Priority: Major - P3
Resolution: Gone away
Affects Version/s: 3.0.4
Fix Version/s: None
Environment:Repro'd with Mongo 3.0.4 WT inside Docker and TCL 6.3
Steps To Reproduce:
Repro can be achieved using the Docker Compose spec and script attached to this ticket.
Public Gist of those same files is available here: https://gist.github.com/thieman/e28d426d3415c30caf38
Under the following conditions, the balancer can cause up to N mongod primary failures, where N is the number of collections currently eligible for balancing.
1. The balancer tries to move a chunk
2. During the moveChunk, the FROM primary enters the critical section
3. During the critical section, the FROM primary is partitioned from the first config server
4. The primary will crash
5. If the balancing mongos is still able to reach the first config server, it will release its balancing lock
6. If 5 happened, goto 1
After step 4, the collection lock will still be held on the collection that was being balanced at the time of the crash.

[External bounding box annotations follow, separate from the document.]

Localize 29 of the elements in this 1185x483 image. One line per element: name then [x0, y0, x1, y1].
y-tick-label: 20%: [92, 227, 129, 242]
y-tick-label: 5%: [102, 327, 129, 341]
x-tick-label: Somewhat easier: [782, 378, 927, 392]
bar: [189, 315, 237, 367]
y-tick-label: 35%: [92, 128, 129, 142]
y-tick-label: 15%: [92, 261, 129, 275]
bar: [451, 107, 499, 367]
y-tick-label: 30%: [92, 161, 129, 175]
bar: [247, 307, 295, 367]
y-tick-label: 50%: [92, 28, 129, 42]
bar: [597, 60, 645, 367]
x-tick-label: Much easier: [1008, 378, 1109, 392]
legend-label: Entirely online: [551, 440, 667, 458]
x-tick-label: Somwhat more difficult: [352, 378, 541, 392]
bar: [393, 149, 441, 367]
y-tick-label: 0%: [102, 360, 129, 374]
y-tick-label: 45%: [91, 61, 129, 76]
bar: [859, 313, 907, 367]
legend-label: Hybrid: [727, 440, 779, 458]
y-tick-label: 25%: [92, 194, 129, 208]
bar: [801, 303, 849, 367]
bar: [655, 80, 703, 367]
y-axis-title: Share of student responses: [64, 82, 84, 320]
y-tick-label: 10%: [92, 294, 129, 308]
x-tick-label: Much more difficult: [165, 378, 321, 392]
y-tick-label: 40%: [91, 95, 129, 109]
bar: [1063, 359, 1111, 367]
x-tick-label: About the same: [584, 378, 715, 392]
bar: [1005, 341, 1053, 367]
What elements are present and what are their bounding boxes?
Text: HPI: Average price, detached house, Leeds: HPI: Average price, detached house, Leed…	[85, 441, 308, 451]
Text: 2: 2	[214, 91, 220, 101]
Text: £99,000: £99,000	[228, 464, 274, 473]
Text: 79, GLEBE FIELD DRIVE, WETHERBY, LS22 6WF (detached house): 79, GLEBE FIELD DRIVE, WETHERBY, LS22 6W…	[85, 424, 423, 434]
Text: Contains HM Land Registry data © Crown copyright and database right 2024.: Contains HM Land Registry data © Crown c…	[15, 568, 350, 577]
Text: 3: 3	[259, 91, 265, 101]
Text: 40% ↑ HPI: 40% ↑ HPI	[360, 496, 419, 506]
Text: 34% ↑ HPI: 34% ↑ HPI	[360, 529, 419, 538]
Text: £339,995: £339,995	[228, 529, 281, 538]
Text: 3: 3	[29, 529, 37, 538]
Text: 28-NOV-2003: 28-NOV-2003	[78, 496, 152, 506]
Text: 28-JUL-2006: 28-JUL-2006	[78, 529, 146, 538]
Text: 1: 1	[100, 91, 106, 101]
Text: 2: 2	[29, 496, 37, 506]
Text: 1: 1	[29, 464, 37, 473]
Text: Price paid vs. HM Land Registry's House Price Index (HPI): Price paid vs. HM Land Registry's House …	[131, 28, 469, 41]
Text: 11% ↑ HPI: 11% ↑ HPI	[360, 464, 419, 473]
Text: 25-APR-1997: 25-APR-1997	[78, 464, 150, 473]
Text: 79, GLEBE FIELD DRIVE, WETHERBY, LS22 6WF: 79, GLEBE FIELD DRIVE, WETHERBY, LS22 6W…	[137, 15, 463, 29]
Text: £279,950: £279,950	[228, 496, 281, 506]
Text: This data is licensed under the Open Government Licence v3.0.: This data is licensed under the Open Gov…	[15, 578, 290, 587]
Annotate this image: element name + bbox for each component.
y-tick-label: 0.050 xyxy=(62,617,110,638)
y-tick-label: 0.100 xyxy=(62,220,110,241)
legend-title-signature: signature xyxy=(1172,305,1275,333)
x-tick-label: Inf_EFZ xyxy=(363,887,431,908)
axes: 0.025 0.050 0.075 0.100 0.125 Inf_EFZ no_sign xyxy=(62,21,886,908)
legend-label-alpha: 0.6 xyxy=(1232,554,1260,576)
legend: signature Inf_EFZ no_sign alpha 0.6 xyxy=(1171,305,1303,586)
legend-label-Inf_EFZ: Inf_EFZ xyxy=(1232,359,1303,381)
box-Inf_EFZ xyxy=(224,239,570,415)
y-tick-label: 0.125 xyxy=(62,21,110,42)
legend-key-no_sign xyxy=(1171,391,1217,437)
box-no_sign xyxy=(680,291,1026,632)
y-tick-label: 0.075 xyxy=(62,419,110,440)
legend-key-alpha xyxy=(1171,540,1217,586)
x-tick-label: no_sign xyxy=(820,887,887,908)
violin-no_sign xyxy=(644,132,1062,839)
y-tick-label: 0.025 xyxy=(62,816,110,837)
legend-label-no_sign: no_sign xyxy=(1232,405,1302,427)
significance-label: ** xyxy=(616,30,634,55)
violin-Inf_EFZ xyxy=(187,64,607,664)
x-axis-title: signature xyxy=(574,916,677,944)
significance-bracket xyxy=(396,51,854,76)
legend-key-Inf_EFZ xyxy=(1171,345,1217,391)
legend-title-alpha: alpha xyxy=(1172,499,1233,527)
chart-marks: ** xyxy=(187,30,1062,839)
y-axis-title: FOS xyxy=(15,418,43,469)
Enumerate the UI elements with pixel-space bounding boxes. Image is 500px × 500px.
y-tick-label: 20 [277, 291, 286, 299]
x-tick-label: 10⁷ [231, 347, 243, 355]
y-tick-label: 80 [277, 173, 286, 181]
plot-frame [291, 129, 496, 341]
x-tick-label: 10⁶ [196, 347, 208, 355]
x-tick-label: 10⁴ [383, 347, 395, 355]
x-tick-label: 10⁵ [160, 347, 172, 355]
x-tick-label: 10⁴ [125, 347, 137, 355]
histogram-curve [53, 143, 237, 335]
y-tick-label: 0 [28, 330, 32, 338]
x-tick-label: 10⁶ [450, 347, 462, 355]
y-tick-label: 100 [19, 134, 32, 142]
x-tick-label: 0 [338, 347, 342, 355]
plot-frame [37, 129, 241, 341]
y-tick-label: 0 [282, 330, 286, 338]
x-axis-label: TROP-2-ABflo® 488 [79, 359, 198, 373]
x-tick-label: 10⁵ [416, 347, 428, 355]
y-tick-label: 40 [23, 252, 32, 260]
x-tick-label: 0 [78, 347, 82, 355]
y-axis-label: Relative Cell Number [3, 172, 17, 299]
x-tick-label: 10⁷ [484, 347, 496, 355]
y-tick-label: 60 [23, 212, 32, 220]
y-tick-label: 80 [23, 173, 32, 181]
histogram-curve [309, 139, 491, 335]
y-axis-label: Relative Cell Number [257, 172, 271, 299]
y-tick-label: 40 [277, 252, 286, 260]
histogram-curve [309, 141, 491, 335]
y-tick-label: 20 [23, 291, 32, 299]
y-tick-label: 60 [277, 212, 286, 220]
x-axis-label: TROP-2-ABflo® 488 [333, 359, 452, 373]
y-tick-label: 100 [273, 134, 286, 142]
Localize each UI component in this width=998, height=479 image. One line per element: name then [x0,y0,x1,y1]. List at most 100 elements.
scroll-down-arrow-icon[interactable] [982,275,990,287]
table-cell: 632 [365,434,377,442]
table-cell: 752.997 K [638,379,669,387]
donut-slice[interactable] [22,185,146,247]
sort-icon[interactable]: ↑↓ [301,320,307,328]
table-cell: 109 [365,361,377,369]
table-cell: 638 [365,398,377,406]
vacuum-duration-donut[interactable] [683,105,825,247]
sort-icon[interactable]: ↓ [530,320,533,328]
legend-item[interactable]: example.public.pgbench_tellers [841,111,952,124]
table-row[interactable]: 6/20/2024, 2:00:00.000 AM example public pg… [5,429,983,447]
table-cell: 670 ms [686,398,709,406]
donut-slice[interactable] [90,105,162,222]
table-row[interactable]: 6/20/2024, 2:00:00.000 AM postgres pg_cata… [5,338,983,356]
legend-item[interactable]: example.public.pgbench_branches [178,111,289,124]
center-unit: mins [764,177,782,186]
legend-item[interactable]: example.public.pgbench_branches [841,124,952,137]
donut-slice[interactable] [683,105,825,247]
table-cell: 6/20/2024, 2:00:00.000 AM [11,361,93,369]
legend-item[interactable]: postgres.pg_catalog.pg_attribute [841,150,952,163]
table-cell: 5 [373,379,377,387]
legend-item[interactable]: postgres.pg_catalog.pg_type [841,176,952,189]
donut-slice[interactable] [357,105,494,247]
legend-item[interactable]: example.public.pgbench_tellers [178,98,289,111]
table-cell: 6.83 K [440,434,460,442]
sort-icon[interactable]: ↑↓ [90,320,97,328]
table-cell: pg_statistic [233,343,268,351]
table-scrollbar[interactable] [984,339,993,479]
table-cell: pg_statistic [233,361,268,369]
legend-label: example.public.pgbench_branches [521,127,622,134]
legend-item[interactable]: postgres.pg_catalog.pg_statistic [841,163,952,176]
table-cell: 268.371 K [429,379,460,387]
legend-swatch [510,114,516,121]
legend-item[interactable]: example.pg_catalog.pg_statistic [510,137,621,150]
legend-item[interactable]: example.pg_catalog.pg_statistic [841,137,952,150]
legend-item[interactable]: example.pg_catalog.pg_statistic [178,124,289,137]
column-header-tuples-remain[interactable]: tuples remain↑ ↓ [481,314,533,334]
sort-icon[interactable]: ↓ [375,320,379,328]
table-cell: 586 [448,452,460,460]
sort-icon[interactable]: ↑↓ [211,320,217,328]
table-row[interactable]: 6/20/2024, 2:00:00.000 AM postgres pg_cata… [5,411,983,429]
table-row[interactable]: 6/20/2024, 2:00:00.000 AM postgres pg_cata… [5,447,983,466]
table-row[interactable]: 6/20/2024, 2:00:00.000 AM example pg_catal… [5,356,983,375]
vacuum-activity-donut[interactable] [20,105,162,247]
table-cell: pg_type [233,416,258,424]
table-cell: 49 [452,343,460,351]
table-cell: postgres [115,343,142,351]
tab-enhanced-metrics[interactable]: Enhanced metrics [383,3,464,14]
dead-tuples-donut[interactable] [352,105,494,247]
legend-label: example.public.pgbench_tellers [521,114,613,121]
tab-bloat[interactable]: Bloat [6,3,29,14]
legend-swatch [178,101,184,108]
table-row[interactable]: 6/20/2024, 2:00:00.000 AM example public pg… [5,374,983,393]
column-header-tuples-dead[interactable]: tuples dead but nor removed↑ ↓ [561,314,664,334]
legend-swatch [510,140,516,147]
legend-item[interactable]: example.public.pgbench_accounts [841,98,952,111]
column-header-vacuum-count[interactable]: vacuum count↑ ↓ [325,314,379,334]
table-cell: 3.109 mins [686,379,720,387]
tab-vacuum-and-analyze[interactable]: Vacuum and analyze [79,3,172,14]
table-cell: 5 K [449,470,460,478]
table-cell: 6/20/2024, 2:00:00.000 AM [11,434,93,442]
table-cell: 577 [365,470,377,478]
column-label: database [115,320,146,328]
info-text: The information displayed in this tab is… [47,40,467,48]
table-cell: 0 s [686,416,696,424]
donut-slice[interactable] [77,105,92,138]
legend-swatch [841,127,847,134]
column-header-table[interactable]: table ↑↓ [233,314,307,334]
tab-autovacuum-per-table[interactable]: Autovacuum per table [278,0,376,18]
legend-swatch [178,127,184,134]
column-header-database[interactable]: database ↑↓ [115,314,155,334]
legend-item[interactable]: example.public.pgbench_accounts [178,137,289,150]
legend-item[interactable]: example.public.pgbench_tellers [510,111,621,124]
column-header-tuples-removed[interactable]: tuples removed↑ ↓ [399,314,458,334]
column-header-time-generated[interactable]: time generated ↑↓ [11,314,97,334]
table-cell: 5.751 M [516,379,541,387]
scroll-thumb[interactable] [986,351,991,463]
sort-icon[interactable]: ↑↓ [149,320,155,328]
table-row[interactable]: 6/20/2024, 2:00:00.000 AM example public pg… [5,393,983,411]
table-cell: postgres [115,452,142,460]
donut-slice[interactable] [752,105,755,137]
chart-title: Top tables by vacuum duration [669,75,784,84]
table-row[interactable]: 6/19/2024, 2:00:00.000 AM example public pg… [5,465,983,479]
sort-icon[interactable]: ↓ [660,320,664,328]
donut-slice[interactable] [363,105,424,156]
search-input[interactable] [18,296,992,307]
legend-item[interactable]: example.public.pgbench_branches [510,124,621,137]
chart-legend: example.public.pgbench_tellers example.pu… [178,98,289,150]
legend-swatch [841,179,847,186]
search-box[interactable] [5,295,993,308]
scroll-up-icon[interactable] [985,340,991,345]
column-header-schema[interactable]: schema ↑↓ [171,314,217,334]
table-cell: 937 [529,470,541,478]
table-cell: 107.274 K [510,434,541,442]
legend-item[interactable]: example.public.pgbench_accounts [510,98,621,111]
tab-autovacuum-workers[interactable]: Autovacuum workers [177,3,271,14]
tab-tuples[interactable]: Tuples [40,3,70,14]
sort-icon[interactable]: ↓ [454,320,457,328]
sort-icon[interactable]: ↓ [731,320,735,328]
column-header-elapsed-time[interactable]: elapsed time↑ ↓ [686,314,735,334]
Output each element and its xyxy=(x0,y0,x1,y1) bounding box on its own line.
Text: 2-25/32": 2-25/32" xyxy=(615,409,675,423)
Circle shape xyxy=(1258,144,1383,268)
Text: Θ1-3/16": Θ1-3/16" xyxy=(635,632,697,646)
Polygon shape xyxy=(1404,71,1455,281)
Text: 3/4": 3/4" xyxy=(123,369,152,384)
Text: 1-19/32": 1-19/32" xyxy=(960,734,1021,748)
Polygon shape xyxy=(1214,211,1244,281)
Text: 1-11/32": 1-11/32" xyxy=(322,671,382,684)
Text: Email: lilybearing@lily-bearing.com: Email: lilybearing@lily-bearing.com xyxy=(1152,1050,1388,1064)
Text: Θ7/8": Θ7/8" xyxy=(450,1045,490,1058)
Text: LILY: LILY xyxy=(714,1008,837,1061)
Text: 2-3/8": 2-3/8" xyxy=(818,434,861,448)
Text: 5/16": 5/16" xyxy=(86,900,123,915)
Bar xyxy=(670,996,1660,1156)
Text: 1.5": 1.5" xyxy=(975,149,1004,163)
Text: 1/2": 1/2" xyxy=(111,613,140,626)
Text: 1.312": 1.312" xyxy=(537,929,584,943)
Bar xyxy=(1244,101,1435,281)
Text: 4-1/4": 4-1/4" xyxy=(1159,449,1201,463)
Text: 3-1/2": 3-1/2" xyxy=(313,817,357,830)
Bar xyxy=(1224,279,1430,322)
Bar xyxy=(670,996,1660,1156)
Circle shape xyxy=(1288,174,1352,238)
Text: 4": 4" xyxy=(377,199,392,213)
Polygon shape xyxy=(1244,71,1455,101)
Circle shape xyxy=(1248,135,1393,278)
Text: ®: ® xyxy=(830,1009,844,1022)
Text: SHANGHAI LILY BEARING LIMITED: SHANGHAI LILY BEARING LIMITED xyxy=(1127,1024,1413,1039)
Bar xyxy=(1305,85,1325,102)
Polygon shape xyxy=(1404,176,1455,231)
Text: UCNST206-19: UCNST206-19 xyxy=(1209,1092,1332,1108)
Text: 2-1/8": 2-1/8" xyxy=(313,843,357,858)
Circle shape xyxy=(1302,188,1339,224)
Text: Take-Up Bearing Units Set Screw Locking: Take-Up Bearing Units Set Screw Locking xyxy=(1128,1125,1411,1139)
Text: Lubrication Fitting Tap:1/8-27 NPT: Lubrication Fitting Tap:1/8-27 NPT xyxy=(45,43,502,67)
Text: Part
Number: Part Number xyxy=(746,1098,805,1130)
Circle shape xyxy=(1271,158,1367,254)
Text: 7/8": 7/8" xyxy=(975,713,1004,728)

This lock will expire after 24 hours, but during that time the collection is no longer eligible for balancing.
Critically, this failure cannot cascade to multiple nodes if the first config server is also partitioned from the balancing mongos. When this happens, the balancing mongos is unable to release its balancing lock, so balancing cannot continue. This is a good thing, as it prevents cascading primary failures.
Since this failure can only happen if the balancing mongos is still able to read and write from the config server, it seems like some more intelligent reading of the current lock state by that mongos would allow us to prevent the cascading failure. Perhaps something like this?
1. Balancing mongos realizes the migration has failed
2. Balancing mongos checks the collection lock on the collection it was just trying to migrate
3. If that lock is still held, mongos can reason that something has gone wrong and refuse to relinquish its balancing lock as a precaution
If the balancing mongos did this, it would prevent the cascading failure and give us 24 hours to respond to the issue before any other primaries could die.